Asiens Gummidilemma
Kautschuk-Plantagen bringen Geld, doch Rodungen ruinieren Wasserhaushalt und Klima
Von Michael Lenz, Singapur *
Weltweit steigt die Nachfrage nach Rohgummi, dessen größter Abnehmer die
Reifenindustrie ist. Dies und der Biospritboom verstärken den Trend zu
Monokulturen -- mit fatalen Folgen für die Umwelt.

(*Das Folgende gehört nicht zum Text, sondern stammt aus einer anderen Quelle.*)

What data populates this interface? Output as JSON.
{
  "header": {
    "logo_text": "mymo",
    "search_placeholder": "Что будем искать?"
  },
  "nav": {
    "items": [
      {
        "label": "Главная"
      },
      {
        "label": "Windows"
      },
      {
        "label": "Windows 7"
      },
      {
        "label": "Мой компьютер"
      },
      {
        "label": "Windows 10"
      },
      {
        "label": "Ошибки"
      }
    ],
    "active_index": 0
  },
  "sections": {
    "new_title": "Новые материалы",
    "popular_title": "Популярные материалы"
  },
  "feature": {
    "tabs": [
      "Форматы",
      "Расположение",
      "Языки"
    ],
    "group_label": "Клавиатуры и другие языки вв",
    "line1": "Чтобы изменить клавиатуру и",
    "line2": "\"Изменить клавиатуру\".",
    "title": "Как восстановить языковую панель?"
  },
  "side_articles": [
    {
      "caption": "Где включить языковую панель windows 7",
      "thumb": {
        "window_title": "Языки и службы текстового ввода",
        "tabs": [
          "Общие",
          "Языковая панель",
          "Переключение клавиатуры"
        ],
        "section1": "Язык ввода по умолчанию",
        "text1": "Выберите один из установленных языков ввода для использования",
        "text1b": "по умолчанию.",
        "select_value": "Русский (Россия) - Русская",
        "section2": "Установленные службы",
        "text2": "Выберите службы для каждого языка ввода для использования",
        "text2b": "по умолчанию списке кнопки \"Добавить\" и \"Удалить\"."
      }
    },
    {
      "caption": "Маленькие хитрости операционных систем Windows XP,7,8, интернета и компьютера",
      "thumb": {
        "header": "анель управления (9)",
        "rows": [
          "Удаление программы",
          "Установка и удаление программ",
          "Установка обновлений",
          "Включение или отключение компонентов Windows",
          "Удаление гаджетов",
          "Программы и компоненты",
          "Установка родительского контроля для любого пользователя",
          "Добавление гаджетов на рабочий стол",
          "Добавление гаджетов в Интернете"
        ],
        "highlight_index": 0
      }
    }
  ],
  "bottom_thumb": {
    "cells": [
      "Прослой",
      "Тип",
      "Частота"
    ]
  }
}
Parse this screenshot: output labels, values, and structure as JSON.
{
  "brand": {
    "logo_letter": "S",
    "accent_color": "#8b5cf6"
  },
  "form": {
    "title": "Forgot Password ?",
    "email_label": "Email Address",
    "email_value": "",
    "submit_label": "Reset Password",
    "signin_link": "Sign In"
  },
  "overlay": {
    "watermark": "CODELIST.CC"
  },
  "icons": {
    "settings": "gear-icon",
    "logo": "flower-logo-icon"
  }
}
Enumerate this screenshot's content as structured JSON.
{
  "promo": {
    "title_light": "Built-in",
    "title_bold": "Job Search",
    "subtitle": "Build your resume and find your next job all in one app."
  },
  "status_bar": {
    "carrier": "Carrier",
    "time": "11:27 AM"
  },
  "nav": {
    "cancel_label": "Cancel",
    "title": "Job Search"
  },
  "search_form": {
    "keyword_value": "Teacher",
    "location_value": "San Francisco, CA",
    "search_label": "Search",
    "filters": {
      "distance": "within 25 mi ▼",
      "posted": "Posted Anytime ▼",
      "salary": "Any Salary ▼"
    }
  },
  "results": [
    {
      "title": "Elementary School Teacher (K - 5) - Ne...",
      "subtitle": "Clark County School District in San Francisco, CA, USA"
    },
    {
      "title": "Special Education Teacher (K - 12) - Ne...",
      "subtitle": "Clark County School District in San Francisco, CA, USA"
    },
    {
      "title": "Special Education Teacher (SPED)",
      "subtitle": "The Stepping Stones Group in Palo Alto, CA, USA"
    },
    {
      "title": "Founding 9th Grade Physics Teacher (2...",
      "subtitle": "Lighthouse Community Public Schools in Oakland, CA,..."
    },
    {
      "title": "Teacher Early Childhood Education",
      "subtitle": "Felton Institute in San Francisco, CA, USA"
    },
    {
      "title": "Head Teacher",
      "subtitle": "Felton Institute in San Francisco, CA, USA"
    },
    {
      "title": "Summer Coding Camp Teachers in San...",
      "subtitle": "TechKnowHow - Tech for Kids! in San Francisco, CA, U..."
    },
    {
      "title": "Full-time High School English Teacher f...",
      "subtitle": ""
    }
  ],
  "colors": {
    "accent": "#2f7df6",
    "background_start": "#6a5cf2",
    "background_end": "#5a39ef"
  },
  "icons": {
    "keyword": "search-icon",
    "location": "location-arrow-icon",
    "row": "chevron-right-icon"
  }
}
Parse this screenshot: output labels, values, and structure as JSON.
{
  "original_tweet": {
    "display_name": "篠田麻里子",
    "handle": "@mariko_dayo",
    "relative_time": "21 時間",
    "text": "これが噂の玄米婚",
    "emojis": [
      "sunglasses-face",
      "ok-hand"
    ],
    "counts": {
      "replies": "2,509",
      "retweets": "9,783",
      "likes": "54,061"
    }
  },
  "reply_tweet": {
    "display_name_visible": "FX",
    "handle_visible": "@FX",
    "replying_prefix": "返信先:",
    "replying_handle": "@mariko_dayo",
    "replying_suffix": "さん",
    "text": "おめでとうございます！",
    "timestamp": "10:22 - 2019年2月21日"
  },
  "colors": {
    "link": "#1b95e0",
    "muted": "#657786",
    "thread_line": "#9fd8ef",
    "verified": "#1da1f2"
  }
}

In der südchinesischen Provinz Yunnan roden zehn Arbeiter in nur etwa
zwei Wochen 600 Hektar Waldfläche, um Platz für Plantagen mit
Kautschukbäumen zu schaffen. Aber auch in Südostasien weichen Urwälder
zunehmend Kautschukbäumen. Der Geograph Alan D. Ziegler von der National
University of Singapore schätzt, dass hier bereits 500 000 Hektar
Bergland mit solchen Plantagen bepflanzt sind. Bis 2050 werde sich die
Anbaufläche für Kautschuk und landwirtschaftliche Monokulturen
verdoppeln bis verdreifachen. Das gehe zu Lasten der Urwälder und der
kleinteiligen Wanderfeldwirtschaft mit ihren Brandrodungen.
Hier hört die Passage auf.